You must use an initrd for that.

Your /etc/mdadm.conf and anything else in /etc cannot be used as /etc is on root and root is neither assembled nor mounted.

There are two choices.  Make an initrd or remake the raid to be  --metadata=0.9 and use kernel raid autodetect.

----------

## christophe_y2k

NeddySeagoon ! You're always the best for RAID question ....

Have you experience with RAID1 SSD ?

Intel says me after some  time Intel SSD crash Intel only validate ssd in raid 0 (but they work for 1 and 5 ... since more one year)

I don't know if they test with Linux mdadm...

----------

## NeddySeagoon

christophe_y2k,

It is not clear if you are asking about Intel Storage Manager Raid or Kernel raid.

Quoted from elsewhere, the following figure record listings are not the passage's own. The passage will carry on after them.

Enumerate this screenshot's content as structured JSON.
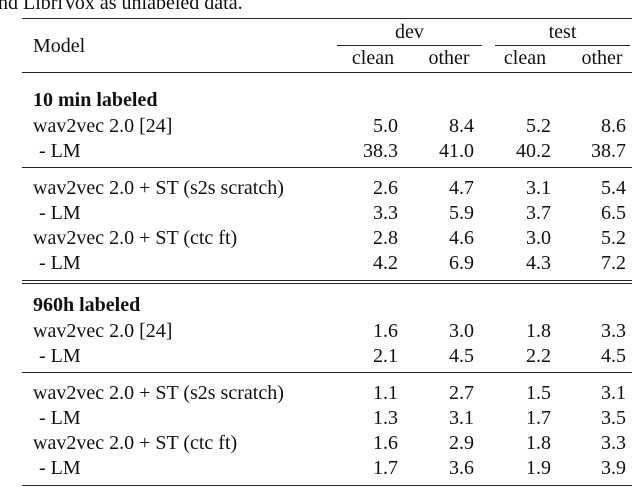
{
  "caption_fragment": "nd LibriVox as unlabeled data.",
  "table": {
    "header": {
      "model": "Model",
      "groups": [
        "dev",
        "test"
      ],
      "subcolumns": [
        "clean",
        "other",
        "clean",
        "other"
      ]
    },
    "sections": [
      {
        "title": "10 min labeled",
        "groups": [
          [
            [
              "wav2vec 2.0 [24]",
              "5.0",
              "8.4",
              "5.2",
              "8.6"
            ],
            [
              "- LM",
              "38.3",
              "41.0",
              "40.2",
              "38.7"
            ]
          ],
          [
            [
              "wav2vec 2.0 + ST (s2s scratch)",
              "2.6",
              "4.7",
              "3.1",
              "5.4"
            ],
            [
              "- LM",
              "3.3",
              "5.9",
              "3.7",
              "6.5"
            ],
            [
              "wav2vec 2.0 + ST (ctc ft)",
              "2.8",
              "4.6",
              "3.0",
              "5.2"
            ],
            [
              "- LM",
              "4.2",
              "6.9",
              "4.3",
              "7.2"
            ]
          ]
        ]
      },
      {
        "title": "960h labeled",
        "groups": [
          [
            [
              "wav2vec 2.0 [24]",
              "1.6",
              "3.0",
              "1.8",
              "3.3"
            ],
            [
              "- LM",
              "2.1",
              "4.5",
              "2.2",
              "4.5"
            ]
          ],
          [
            [
              "wav2vec 2.0 + ST (s2s scratch)",
              "1.1",
              "2.7",
              "1.5",
              "3.1"
            ],
            [
              "- LM",
              "1.3",
              "3.1",
              "1.7",
              "3.5"
            ],
            [
              "wav2vec 2.0 + ST (ctc ft)",
              "1.6",
              "2.9",
              "1.8",
              "3.3"
            ],
            [
              "- LM",
              "1.7",
              "3.6",
              "1.9",
              "3.9"
            ]
          ]
        ]
      }
    ]
  }
}
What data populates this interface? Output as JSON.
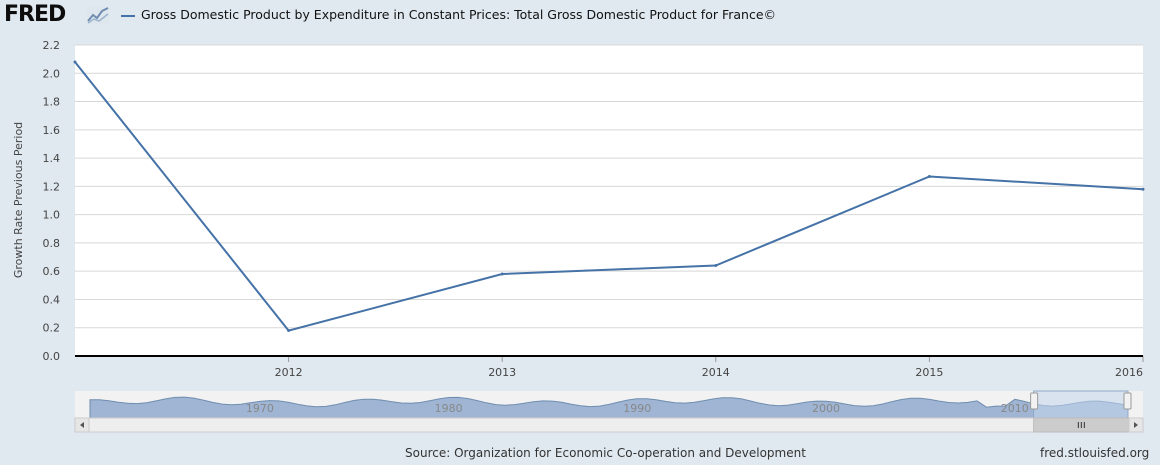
{
  "header": {
    "logo_text": "FRED",
    "logo_icon": "chart-line-icon",
    "legend_label": "Gross Domestic Product by Expenditure in Constant Prices: Total Gross Domestic Product for France©"
  },
  "colors": {
    "series": "#4572a7",
    "background": "#e1e9f0",
    "plot_bg": "#ffffff",
    "navigator_fill": "#9fb5d3"
  },
  "chart_data": {
    "type": "line",
    "title": "Gross Domestic Product by Expenditure in Constant Prices: Total Gross Domestic Product for France©",
    "xlabel": "",
    "ylabel": "Growth Rate Previous Period",
    "x": [
      2011,
      2012,
      2013,
      2014,
      2015,
      2016
    ],
    "x_tick_labels": [
      "2012",
      "2013",
      "2014",
      "2015",
      "2016"
    ],
    "x_tick_values": [
      2012,
      2013,
      2014,
      2015,
      2016
    ],
    "xlim": [
      2011,
      2016
    ],
    "series": [
      {
        "name": "Gross Domestic Product by Expenditure in Constant Prices: Total Gross Domestic Product for France©",
        "values": [
          2.08,
          0.18,
          0.58,
          0.64,
          1.27,
          1.18
        ]
      }
    ],
    "ylim": [
      0,
      2.2
    ],
    "y_tick_labels": [
      "0.0",
      "0.2",
      "0.4",
      "0.6",
      "0.8",
      "1.0",
      "1.2",
      "1.4",
      "1.6",
      "1.8",
      "2.0",
      "2.2"
    ],
    "grid": true
  },
  "navigator": {
    "year_labels": [
      "1970",
      "1980",
      "1990",
      "2000",
      "2010"
    ],
    "year_values": [
      1970,
      1980,
      1990,
      2000,
      2010
    ],
    "range": [
      1961,
      2016
    ],
    "selected_range": [
      2011,
      2016
    ],
    "scroll_left_icon": "arrow-left-icon",
    "scroll_right_icon": "arrow-right-icon",
    "grip_icon": "grip-icon"
  },
  "footer": {
    "source": "Source: Organization for Economic Co-operation and Development",
    "link": "fred.stlouisfed.org"
  }
}
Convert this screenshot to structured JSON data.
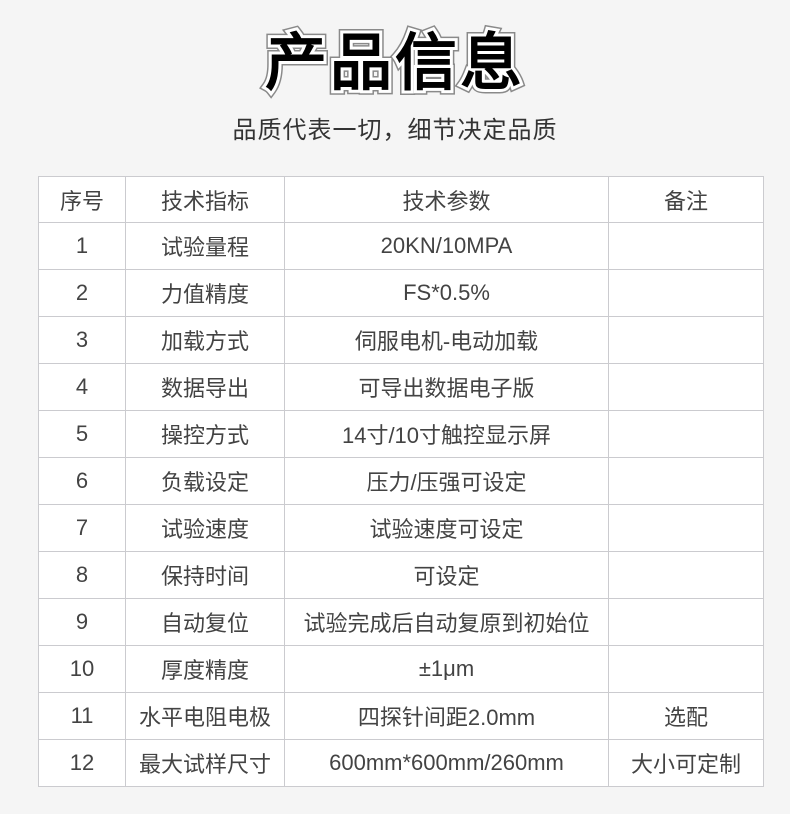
{
  "header": {
    "title": "产品信息",
    "subtitle": "品质代表一切，细节决定品质"
  },
  "table": {
    "columns": [
      "序号",
      "技术指标",
      "技术参数",
      "备注"
    ],
    "rows": [
      {
        "no": "1",
        "indicator": "试验量程",
        "parameter": "20KN/10MPA",
        "remark": ""
      },
      {
        "no": "2",
        "indicator": "力值精度",
        "parameter": "FS*0.5%",
        "remark": ""
      },
      {
        "no": "3",
        "indicator": "加载方式",
        "parameter": "伺服电机-电动加载",
        "remark": ""
      },
      {
        "no": "4",
        "indicator": "数据导出",
        "parameter": "可导出数据电子版",
        "remark": ""
      },
      {
        "no": "5",
        "indicator": "操控方式",
        "parameter": "14寸/10寸触控显示屏",
        "remark": ""
      },
      {
        "no": "6",
        "indicator": "负载设定",
        "parameter": "压力/压强可设定",
        "remark": ""
      },
      {
        "no": "7",
        "indicator": "试验速度",
        "parameter": "试验速度可设定",
        "remark": ""
      },
      {
        "no": "8",
        "indicator": "保持时间",
        "parameter": "可设定",
        "remark": ""
      },
      {
        "no": "9",
        "indicator": "自动复位",
        "parameter": "试验完成后自动复原到初始位",
        "remark": ""
      },
      {
        "no": "10",
        "indicator": "厚度精度",
        "parameter": "±1μm",
        "remark": ""
      },
      {
        "no": "11",
        "indicator": "水平电阻电极",
        "parameter": "四探针间距2.0mm",
        "remark": "选配"
      },
      {
        "no": "12",
        "indicator": "最大试样尺寸",
        "parameter": "600mm*600mm/260mm",
        "remark": "大小可定制"
      }
    ]
  },
  "colors": {
    "page_background": "#f5f5f5",
    "cell_background": "#ffffff",
    "border": "#cbcbcf",
    "text": "#434343",
    "title_fill": "#000000",
    "title_inner_outline": "#ffffff",
    "title_outer_outline": "#8a8a8a"
  }
}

Both use mdadm but they are set up differently.

Your original post shows the use of kernel raid.

That  the disks in a raid set are SSD or not makes no difference to the operation of the raid.

Use of the trim command (the discard option) may not work on raid sets.

----------

## christophe_y2k

Thanks for your reply !

I use kernel raid with mdadm software all my disks are in AHCI mode from bios motherboard

i do not use intel fakeraid bios or hardware raid card

I use ssd in raid ("swap" in raid0, "boot" and "/" in raid1) you say me, trim command do not work with mdadm ?

----------

## NeddySeagoon

christophe_y2k,

trim may not work as there is an extra layer of software between the filesystem and the drive(s) when raid is in use.

For raid1, there is no redundant data to calculate - the same data is written to both drives. 

With raid456, making trim work is harder.

----------